Anyone who is constantly dealing with decline and death tends to have gloomy thoughts. However, this is neither good for the carer nor helpful when dealing with residents in need of care. That is why Gestalt therapist and theologian Leonhard Fromm has seven tips to keep your mood up or brighten it up again after a crisis situation and thus improve your mental health.
Tip one: Carers should not focus on shortcomings and deficits, but on the good things: What was nice today? What did I do particularly well? What was I happy about? What am I particularly good at? What are my strengths? This could have been praise from a colleague, a nice encounter with relatives, a funny incident with a resident or the introduction of a new employee or trainee. This exchange can take place in the team, for example before the handover, or at home on a piece of paper.
Tip two: Disruptions and conflicts should not be „swallowed“, but addressed openly. This is not about criticizing or even shaming someone else, but about acknowledging your own anger. It is helpful to proceed consistently in three steps: What are the facts? What is my judgment and finally: What are my feelings about it?
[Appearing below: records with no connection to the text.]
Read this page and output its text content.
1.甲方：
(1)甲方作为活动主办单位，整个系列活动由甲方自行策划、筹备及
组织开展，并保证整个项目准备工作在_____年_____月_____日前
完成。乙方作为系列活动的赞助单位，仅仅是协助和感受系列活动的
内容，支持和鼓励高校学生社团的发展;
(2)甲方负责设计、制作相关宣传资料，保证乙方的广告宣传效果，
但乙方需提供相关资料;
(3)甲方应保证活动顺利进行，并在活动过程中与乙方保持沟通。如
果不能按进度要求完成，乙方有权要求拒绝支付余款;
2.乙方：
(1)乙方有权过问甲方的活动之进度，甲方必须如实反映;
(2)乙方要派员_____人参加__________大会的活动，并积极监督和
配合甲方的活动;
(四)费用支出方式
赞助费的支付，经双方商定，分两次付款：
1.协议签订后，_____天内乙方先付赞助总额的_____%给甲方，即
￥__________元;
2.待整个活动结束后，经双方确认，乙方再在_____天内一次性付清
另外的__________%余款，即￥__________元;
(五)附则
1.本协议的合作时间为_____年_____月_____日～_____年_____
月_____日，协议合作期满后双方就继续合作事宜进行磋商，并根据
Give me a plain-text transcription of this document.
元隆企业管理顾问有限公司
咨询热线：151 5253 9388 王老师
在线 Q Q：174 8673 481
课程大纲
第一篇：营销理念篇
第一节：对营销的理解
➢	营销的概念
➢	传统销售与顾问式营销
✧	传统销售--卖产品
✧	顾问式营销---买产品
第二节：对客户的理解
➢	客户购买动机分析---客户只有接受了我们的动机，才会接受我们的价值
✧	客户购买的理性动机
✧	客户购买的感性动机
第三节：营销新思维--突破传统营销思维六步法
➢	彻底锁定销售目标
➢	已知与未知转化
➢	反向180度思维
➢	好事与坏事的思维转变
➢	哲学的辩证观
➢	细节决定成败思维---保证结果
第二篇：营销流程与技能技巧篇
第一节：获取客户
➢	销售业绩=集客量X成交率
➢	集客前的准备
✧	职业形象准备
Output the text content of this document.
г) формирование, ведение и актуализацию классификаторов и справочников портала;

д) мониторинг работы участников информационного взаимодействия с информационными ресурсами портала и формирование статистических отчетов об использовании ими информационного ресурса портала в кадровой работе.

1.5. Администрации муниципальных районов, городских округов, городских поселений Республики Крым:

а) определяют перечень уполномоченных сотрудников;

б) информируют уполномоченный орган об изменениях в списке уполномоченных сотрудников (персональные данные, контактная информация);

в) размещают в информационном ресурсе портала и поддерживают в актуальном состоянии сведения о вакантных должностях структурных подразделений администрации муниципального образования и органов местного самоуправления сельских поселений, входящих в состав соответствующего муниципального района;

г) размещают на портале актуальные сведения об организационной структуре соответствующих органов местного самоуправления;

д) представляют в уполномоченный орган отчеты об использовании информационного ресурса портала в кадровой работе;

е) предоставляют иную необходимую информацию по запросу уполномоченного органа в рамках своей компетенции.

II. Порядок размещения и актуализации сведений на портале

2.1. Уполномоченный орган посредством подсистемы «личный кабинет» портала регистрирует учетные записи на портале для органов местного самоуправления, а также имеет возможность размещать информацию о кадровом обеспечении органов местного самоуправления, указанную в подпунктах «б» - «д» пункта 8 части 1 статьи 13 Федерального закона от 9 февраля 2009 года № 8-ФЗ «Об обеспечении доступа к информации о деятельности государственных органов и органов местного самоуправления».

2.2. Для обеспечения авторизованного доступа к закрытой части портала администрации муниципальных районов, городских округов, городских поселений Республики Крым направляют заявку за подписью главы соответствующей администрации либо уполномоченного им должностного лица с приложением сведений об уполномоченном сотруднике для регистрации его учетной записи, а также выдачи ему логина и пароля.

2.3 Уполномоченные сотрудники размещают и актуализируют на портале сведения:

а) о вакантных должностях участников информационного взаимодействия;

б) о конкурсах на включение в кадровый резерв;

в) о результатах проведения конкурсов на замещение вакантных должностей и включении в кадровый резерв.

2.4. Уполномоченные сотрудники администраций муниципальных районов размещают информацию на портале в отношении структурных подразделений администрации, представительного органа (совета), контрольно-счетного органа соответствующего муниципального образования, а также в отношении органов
Because what is said cannot grow inside us, has no negative impact on our mental health and therefore cannot make us bitter.
Tip three: Expectations are the cause of disappointment of any kind, especially if they have not been openly communicated beforehand. Closely linked to expectations are judgments and assumptions such as „you can see that!“, „everyone does it that way!“ etc. Closely related to this is generalization, which is wrong simply because it is absolute. It is therefore better for your own state of mind not to judge, but simply to perceive and at best be surprised that someone obviously doesn’t see something, doesn’t know it, does it differently – or doesn’t do it at all. There can be a hundred reasons for this that we don’t know.
Tip four: Instead of speeding up in stressful situations, it can be wise to slow down for a moment, pause and take a deep breath. Because, as a rule, care is not a matter of life and death, but only of better or worse, faster or slower, sooner or later. And in order to be able to consciously perceive this and, as it were, come to terms with your own soul, you need a brief interruption.
Tip five: Because we are – fortunately – not machines, we cannot function perfectly all the time. That’s why we should interrupt our routine with small, deliberate highlights and celebrate our successes. For example, if a resident has unexpectedly eaten well or dressed herself. Then this woman should be praised and ultimately the person being praised expresses their own gratitude and ability to live in the moment.
Tip six: Everything goes better with humor. As hackneyed as the phrase may be, it’s still true. For everyday life on the nursing ward, this means not taking things so seriously, or even doggedly, but taking things easy. Rather with the attitude: things could have been much worse. A „paradoxical intervention“, i.e. deliberate exaggeration, can also be beneficial. For example: „If another colleague is ill tomorrow, we can close the store. Then we’ll all go to bed.“ Incidentally, singing also belongs in this category: it relaxes and makes us feel beautiful and has a positive impact on our mental health.
Tip seven: This recommendation may sound controversial, but I am making it here in view of all the crises in our world. We have food, medication, beds – the heating works and we also have running water. Yes, despite everything that goes wrong and doesn’t work: We live in peace and freedom and our salary is in our bank account every month.